Kat–I have almost the same problem with this author. Her prose is lovely and her images, while disturbing, are very powerful, but sometimes I think she is mired in a kind of adolescent “life sucks, man!” world view, and she is adept at dragging us down into that same vision.
This actually reminds me a lot of my experience with the Boyett book recently. The writing’s great, but I just don’t want to read about excrement and pus quite that much. But I have to recognize the skill involved.

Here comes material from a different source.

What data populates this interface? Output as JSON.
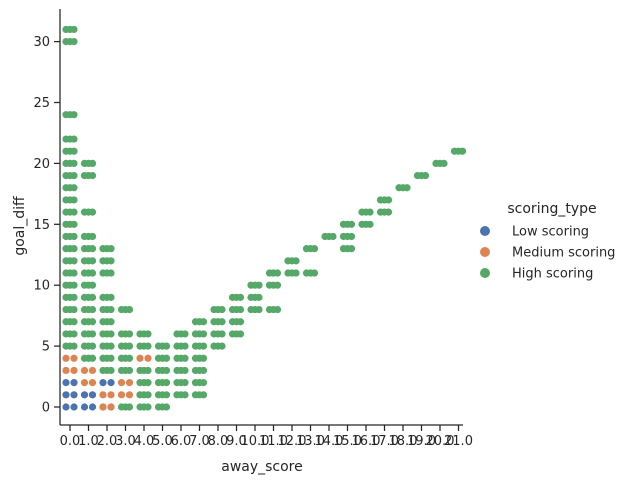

This book is sitting on my shelf awaiting my reading, mostly because I so intensely admired Kiernan’s The Red Tree a couple of years ago. That was definitely a bleak book, but the artistry overwhelmed the bleakness for me. I’ll be interested to see whether Kiernan’s stories affect me as you suggest, Kelly, or whether I find myself enjoying them.
The Red Tree was really interesting. I’m such a sucker for the “did this really happen, or is the character insane or an unreliable narrator” type of plot. Bleak, but fascinating.
I will read Red Tree, even if life does suck, because I know what a good prose writer she is, and because of the reviews.